We'll soon be at July 4, always celebrated as American Independence Day, but I wonder if there will be more protests against the United States than celebrations?
When did we fall out of love with America? When did so many attitudes change from seeing it as the "land of the free and the home of the brave" to what Iranian fundamentalists have termed "the Great Satan". America is now vilified as a nest of racism, sexism (the reaction being the #MeToo movement) and the product of slavery. Its president, Donald Trump, is abhorred and ridiculed in equal measure and its police forces compared to Nazis - God be with the days when the American cop was a benign Irishman in a friendly neighbourhood movie.
After the killing of George Floyd, a cultural revolution erupted around the world protesting against America's treatment of its black population. From Kinsale to Düsseldorf, people took to the streets to proclaim that "Black Lives Matter", often carrying images of George Floyd, a new American martyr. In Galway, the monument to Christopher Columbus was daubed for the crime of 'founding' America at all.

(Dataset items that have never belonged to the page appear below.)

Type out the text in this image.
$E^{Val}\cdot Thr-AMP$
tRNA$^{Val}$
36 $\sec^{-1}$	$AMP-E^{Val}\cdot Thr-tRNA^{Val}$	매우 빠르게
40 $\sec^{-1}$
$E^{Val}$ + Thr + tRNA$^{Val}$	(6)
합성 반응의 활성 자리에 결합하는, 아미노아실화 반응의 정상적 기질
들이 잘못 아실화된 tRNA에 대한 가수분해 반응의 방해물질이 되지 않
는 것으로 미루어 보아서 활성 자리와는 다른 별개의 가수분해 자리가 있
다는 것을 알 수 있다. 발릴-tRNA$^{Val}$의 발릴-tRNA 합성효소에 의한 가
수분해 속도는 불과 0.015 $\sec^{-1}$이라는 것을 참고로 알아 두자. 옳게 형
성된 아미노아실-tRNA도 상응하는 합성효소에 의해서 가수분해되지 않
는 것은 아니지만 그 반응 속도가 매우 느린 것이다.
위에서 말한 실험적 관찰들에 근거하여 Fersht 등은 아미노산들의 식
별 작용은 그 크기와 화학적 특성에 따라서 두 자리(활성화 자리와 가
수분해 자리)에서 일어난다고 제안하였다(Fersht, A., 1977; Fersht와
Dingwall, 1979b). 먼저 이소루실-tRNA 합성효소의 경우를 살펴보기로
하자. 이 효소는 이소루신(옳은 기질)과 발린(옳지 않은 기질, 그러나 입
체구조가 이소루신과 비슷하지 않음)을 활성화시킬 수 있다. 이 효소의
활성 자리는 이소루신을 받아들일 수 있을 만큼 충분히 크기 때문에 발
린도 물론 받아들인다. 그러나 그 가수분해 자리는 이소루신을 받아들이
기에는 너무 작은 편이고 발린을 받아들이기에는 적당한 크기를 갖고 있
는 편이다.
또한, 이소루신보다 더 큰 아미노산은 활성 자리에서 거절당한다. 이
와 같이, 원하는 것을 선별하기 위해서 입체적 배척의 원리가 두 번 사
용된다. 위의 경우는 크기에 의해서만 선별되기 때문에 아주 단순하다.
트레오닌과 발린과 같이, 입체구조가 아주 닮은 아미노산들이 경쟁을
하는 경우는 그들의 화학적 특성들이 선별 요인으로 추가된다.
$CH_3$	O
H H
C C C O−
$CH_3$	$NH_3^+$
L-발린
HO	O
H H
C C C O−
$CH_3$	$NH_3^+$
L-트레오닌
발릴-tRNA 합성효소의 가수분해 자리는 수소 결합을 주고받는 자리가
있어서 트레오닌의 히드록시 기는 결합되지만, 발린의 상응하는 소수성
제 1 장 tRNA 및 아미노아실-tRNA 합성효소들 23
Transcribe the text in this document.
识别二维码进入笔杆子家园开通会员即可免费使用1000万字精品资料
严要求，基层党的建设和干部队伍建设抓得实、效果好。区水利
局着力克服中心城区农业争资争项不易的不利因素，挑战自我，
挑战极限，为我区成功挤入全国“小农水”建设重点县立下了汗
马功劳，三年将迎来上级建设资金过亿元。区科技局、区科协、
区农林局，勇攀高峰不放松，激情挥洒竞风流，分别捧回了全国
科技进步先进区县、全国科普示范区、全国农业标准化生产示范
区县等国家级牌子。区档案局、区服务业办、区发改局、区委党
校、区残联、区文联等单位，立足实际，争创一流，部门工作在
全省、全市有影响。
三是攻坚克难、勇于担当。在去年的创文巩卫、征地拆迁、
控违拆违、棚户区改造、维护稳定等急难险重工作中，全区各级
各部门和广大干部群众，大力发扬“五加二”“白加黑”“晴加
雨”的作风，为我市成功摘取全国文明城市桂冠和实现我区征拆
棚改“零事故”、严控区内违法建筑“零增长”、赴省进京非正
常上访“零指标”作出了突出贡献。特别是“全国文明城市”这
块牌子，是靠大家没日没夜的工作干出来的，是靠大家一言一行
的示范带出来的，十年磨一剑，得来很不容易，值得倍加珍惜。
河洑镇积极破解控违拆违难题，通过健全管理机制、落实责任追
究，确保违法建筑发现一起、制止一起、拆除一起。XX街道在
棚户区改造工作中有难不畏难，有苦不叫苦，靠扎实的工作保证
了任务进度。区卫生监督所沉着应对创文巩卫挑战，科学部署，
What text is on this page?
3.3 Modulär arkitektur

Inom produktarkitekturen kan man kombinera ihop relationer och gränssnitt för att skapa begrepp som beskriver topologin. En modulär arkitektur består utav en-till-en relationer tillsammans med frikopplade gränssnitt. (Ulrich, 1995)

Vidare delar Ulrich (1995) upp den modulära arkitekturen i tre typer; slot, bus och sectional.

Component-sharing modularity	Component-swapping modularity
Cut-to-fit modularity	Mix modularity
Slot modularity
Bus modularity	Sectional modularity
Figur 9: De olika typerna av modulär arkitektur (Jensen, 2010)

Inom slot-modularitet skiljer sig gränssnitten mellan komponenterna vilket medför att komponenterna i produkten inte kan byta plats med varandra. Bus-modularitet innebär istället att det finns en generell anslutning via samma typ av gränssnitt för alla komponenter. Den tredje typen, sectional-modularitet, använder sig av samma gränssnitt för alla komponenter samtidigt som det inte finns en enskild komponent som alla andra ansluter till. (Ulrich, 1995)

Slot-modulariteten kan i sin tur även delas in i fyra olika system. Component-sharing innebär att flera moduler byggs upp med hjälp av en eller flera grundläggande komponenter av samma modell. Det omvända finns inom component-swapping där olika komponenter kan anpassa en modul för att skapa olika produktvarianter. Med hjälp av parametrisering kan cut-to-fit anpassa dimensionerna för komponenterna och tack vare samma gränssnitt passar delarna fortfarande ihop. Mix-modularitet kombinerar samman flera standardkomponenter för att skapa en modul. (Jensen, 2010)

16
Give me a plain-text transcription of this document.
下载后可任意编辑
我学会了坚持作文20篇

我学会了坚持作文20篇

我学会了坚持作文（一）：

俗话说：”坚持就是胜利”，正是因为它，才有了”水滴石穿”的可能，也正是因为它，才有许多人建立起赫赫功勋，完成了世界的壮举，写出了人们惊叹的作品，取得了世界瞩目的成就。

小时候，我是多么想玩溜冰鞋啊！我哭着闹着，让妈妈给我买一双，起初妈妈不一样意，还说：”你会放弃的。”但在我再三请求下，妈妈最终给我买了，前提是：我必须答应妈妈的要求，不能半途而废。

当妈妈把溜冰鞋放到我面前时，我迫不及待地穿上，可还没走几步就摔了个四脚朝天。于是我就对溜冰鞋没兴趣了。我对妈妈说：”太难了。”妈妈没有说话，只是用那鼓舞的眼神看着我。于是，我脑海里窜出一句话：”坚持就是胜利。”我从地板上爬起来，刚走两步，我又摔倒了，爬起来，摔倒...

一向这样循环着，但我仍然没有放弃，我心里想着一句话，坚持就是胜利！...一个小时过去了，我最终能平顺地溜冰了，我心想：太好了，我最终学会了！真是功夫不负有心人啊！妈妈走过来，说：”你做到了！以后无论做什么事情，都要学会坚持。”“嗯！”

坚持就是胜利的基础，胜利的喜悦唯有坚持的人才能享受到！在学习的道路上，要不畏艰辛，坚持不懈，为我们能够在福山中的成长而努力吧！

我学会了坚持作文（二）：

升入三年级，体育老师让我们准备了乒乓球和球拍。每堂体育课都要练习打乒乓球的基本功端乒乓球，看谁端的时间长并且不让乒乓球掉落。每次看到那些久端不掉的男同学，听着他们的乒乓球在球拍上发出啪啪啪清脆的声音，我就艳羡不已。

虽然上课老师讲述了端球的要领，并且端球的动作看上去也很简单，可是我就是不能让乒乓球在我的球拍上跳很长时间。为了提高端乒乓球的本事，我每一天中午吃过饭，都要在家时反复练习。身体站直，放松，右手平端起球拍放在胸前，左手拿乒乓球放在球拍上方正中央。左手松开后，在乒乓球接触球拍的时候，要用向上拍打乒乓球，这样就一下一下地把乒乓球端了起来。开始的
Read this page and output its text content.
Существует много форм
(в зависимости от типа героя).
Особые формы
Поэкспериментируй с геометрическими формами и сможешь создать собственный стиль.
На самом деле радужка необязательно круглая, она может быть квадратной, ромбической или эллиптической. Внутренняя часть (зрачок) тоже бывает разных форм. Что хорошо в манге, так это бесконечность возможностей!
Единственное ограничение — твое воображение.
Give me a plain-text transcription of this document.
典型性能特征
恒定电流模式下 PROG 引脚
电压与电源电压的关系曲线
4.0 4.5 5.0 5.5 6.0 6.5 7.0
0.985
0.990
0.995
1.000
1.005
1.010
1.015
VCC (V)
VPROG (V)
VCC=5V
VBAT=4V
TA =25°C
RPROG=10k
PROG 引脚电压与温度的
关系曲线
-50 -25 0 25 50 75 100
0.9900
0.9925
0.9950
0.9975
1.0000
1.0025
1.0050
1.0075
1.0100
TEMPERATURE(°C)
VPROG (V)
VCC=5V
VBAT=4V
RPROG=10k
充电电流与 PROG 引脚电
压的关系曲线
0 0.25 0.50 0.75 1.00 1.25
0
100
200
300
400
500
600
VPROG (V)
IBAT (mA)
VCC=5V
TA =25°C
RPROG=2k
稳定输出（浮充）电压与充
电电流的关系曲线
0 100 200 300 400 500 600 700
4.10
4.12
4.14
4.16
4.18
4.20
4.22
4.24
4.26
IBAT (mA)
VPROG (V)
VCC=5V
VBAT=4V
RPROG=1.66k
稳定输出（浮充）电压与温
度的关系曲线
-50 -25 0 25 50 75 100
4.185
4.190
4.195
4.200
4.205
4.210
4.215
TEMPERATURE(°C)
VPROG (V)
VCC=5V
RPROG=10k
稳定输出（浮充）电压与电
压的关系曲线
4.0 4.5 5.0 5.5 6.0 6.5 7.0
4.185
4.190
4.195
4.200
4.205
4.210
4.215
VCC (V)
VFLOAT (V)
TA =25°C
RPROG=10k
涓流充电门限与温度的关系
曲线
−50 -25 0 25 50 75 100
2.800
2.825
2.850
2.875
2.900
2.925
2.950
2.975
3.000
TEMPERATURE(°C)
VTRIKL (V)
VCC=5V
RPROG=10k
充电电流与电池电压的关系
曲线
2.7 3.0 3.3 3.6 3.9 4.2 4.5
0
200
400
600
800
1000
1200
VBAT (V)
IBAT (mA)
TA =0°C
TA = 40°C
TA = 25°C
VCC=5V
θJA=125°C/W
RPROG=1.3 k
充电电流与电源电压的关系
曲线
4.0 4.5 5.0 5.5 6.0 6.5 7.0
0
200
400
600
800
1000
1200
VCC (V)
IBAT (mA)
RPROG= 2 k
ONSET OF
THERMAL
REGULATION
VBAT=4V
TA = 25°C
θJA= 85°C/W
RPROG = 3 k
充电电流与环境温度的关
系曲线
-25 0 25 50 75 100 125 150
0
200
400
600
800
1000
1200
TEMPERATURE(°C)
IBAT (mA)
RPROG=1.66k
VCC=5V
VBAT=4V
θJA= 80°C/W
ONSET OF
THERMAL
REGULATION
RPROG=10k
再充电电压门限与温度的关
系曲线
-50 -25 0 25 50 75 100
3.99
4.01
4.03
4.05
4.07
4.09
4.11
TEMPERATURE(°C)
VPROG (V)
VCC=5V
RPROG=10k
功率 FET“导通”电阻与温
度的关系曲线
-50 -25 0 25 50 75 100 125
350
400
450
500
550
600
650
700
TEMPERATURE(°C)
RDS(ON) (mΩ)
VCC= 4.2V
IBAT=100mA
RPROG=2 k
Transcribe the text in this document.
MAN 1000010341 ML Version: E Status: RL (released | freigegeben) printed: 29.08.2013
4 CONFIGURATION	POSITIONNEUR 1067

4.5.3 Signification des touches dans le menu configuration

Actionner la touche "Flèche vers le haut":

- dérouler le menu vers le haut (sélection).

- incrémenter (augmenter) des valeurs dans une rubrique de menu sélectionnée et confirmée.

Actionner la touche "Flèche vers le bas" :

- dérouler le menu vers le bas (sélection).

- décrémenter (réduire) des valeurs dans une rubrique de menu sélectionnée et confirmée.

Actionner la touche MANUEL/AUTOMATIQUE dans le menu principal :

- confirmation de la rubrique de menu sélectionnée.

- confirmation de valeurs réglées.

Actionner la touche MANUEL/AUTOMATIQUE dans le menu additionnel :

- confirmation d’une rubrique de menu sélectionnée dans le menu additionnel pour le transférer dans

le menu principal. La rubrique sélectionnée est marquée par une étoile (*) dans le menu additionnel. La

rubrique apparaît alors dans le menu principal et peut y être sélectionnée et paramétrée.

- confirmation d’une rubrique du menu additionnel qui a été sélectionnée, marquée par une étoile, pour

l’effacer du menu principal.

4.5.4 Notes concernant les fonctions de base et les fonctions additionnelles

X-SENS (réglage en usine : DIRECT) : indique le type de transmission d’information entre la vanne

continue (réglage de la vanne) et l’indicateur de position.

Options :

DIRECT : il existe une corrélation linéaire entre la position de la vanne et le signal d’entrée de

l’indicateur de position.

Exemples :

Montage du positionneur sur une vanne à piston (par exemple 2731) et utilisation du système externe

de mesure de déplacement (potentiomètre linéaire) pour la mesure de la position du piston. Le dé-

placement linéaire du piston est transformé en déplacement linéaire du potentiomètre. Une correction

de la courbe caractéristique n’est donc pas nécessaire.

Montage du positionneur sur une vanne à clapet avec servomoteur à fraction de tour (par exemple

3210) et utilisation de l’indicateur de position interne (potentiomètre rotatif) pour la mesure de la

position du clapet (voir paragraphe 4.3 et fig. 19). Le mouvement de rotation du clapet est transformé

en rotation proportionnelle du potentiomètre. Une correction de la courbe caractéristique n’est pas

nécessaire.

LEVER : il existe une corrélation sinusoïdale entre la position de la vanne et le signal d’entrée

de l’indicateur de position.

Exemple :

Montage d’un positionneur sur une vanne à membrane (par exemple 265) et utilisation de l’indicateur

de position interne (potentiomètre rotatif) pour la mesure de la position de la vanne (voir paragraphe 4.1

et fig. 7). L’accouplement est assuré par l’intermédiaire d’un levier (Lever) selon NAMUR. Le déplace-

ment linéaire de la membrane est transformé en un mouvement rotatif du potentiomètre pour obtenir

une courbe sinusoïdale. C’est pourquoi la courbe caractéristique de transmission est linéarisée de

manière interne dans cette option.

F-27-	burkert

Yes, some of the global anger has been directed against a wider imperialism, but American race relations are the trigger. Gone With the Wind, that southern saga of Scarlett O'Hara and her "loyal" slaves, has been withdrawn from HBO Max, and I'd wager won't be seen again in the public realm. Will Casablanca suffer the same fate? In that, Ingrid Bergman refers to the pianist, Sam, as "boy", a patronising word for adult black men in the 1940s. A lot of old movies could well be for the chop, often depicting black people in menial positions, or as comical minstrels. Films which cast white people in black or mixed-race roles are already deplored. Ava Gardner played a mixed-race woman in the classic Showboat, a part denied, at the time, to Lena Horne. Ironically, the story had a strong liberal message - but not liberal enough to cast a black performer.
The America of the past, which we loved so innocently, has gone. This was the land which welcomed, rescued and brought success to poor Irish immigrants - and to so many other immigrants too. It was the land of glamour, excitement, success, optimism and opportunity. This was often expressed in its popular music and the entertainment industry. As my old colleague Herbie Kretzmer once remarked to me - he went on to write the lyrics of Les Misérables - "Look at American entertainment in the 20th century: about six Jewish immigrant composers wrote the American dream in popular music."
Indeed so: Irving Berlin, George Gershwin, Sammy Cahn, Lennie Hayton, Jerome Kern, Rodgers and Hammerstein were all born to European Jewish immigrants, and they provided the world with a stunning universal songbook which celebrated the American way of life: from White Christmas to Oklahoma!, from 'Alexander's Ragtime Band' to Singin' in the Rain. Significantly, most of these musical geniuses changed their names so as to be American: Irving Berlin was born Israel Beilin; Cahn, Samuel Cohen; Gershwin, Jacob Gershowitz.
The first time I visited New York, back in 1967, it was like stepping into that fabled image of America that we had grown up with - the movies, the music, a society that seemed so open and exhilarating, where everything seemed possible. Yes, the Civil Rights movement was on the march, and everyone I encountered supported it. But even that seemed part of American aspirationalism - it showed America was a place where systems could be challenged, and people could change. The protests against the Vietnam War, although often ferocious, demonstrated that America was an open society where there could be honest debate about bad things happening in a faraway country. Extremes, yes, but everything in America was bigger, more magnified and more extreme, than it was in Europe. But America was still great.
But somewhere along the line, it all grew sour. The Left has always been critical of brash American capitalism, and in general, modern values have grown more left-wing. Even the capitalists are now supporting Black Lives Matter (maybe to sell more stuff) and castigating America for never having addressed the inheritance of slavery. The American "melting-pot" seems a more divided society than ever.
What's sad is the way in which the retrospective images of America have now been spoiled for us. There are too many guns in the US, and too many trigger-happy users: but didn't we see a thousand classic Hollywood movies where the gun was the essence of the plot? The most popular author in mid-20th century Ireland was Zane Grey, his "cowboys and injuns" tales lapped up innocently.
When we watch Doris Day and Rock Hudson larking around in rom-coms, we now ask - where are the black people in their glossy world? (And how about the hypocrisy that kept Rock's gay identity secret?) Where are the Algonquin people at the Algonquin table? Behind the soothing tones of jazz is the suffering of the "negro spiritual" and the lynching of the "boy" who steps out of line. Yes, we've lost the American dream.